Abstract

The Internet of Vehicles, previously referred to as Vehicular Ad Hoc Networks (VANETs), will be a collection of mobile ad hoc networks for vehicular communications to improve driving safety and traffic efficiency. Major categories include vehicle-to-vehicle (V2V) communications and vehicle-to-infrastructure (V2I) communications. Collectively these (and future categories) can be termed V2X communications. These two categories entail a variety of communication channels, network topologies, vehicle densities and communication scenarios, and in response to this, IEEE has released the IEEE 802.11p and IEEE 1609 protocols for VANETs. With the global commercial application of Long Term Evolution (LTE) mobile communication systems, LTE based vehicular (LTE-V) networks have been shown to offer advantages in V2I communications, coverage, high mobility and complicated communication scenarios.
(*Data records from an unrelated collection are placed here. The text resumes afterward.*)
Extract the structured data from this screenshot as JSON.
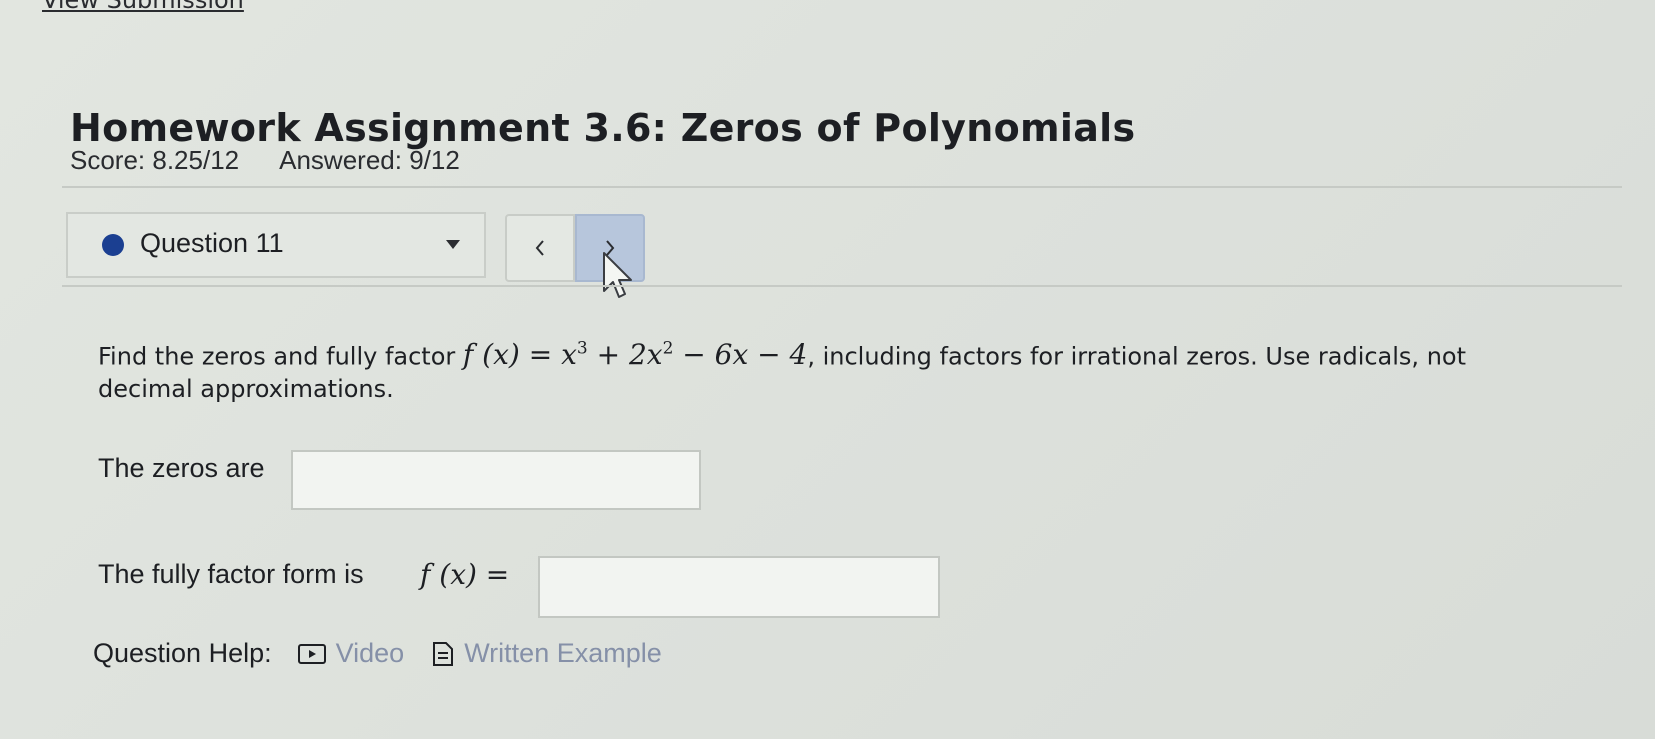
{
  "header": {
    "view_submission_label": "View Submission",
    "title": "Homework Assignment 3.6: Zeros of Polynomials",
    "score": "Score: 8.25/12",
    "answered": "Answered: 9/12"
  },
  "question_nav": {
    "selected_question": "Question 11",
    "status_color": "#1b3f91",
    "prev_label": "<",
    "next_label": ">"
  },
  "question": {
    "text_before": "Find the zeros and fully factor ",
    "function_lhs": "f (x) = ",
    "function_rhs_part1": "x",
    "exp1": "3",
    "function_rhs_part2": " + 2x",
    "exp2": "2",
    "function_rhs_part3": " − 6x − 4",
    "text_after": ", including factors for irrational zeros. Use radicals, not decimal approximations.",
    "zeros_label": "The zeros are",
    "zeros_value": "",
    "factor_label": "The fully factor form is",
    "factor_lhs": "f (x) =",
    "factor_value": ""
  },
  "help": {
    "label": "Question Help:",
    "video_label": "Video",
    "video_icon": "video-play-icon",
    "example_label": "Written Example",
    "example_icon": "document-icon",
    "link_color": "#8590a8"
  }
}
Therefore, in the 5th generation’s (5G) mobile communication networks, the 3GPP is discussing V2V communications as a device-to-device (D2D) communication application. As is well known, in high mobility scenarios, the wireless channel is rapidly time- varying, Doppler shifts and spreads can be much larger than in cellular, network topology can change quickly, and switching among base stations and vehicles is more frequent. All this presents formidable challenges to realizing reliable communications with low latency in 5G LTE-V systems.